Years later, I became friends with a woman at my gym, who in many ways reminded me of this other woman in my past.  My gym friend was vivacious, fun to be around, and while not really pretty, used what she had to great advantage.  She always had a different guy;  never anything long lived, even though once she actually dated someone for two weeks, which was kind of a record for her.  I felt a sense of unease, kind of a prickle, sometimes, when we were talking, because I wasn't sure how reliable she was in the loyalty department.  Not very, as it turned out.

She decided that she wanted to train with this one particular trainer.  I didn't care for this woman, she was a lousy trainer, and exceedingly arrogant.  But, whatever, it wasn't my dime.  One day I came into the locker room to leave my stuff before my workout, and this trainer was there.  I smiled at her and started putting my stuff in a locker.  "Oh!  So now you smile at me!  After talking all that shit behind my back!"  she said cuttingly.  "Who the hell do you think you are, anyway, to tell my clients that I don't know what I'm doing?"  I was speechless.  I wasn't going to deny it, because it was the truth.  I just rolled my eyes in a deprecating way, sighed, and went to lift.  You can't fight if you don't respond.  I never spoke to either of them again.  The faux-gym buddy, she never stopped trying to make pleasant small talk and smile and laugh with me, but I just shut her down;  she ceased to exist for me, and eventually she got the message and stopped trying.  A month later she left my gym and moved to a more chi-chi one.  I haven't seen her since.  As for the trainer?  She got that fish-pout thing done to her lips, and bought enormous breasts.  She landed a doctor, got married, had a baby, and then the doctor left her for another woman.  She's back at the gym,  after being "retired" for several years, and she always smiles at me, but I'm just not having it.  But at least she can smile again, her lips now back to normal.  

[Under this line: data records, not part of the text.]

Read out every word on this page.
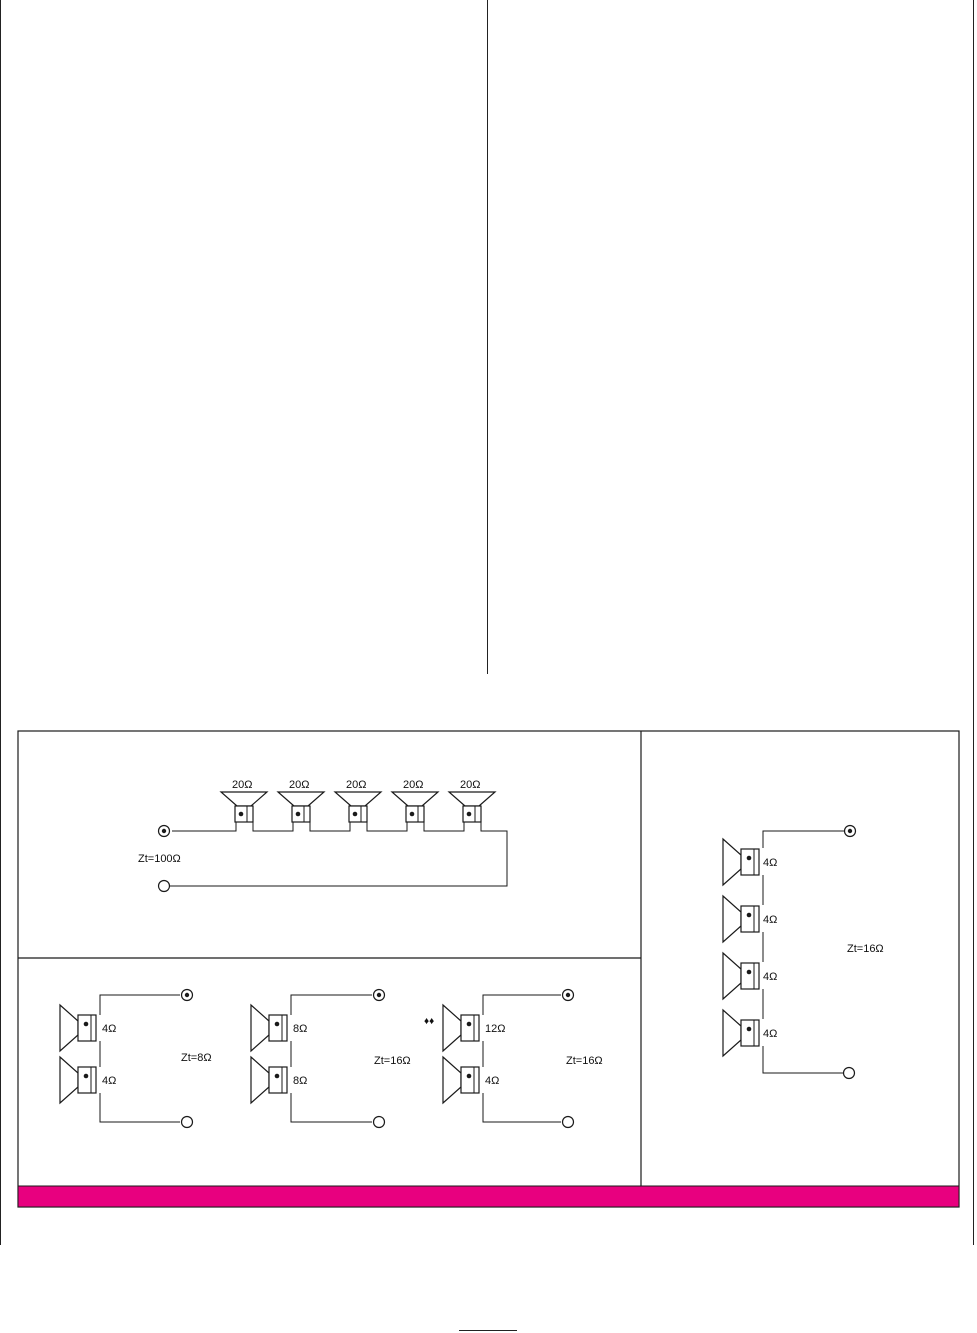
20Ω	20Ω	20Ω	20Ω	20Ω
Zt=100Ω	4Ω
4Ω
4Ω
4Ω
Zt=16Ω
4Ω
4Ω
Zt=8Ω
8Ω
8Ω
Zt=16Ω
12Ω
4Ω
Zt=16Ω
♦♦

Tonight at the grocery store I was getting a cart.  There was a dumpy woman about my age, trying to figure out which cart she wanted.  I just took one, and passed her going into the store.  "Hey!"  she shouted, with a sour expression on her face.  I looked at her inquiringly.  "Why are you racing me?" she said, angrily.  I couldn't help myself;  I burst into laughter and moved ahead, while she glared at me.  I am a fast walker, and I was in my gym clothes, and maybe I shouldn't have laughed, but it was really funny.

Okay, I promise:  I won't walk faster than you, unless you get in my way.  I won't laugh at you, unless you take yourself too seriously.  I won't hate you for being sour, don't hate me for being happy.

Life goes on.  Why can't we women be kinder to each other?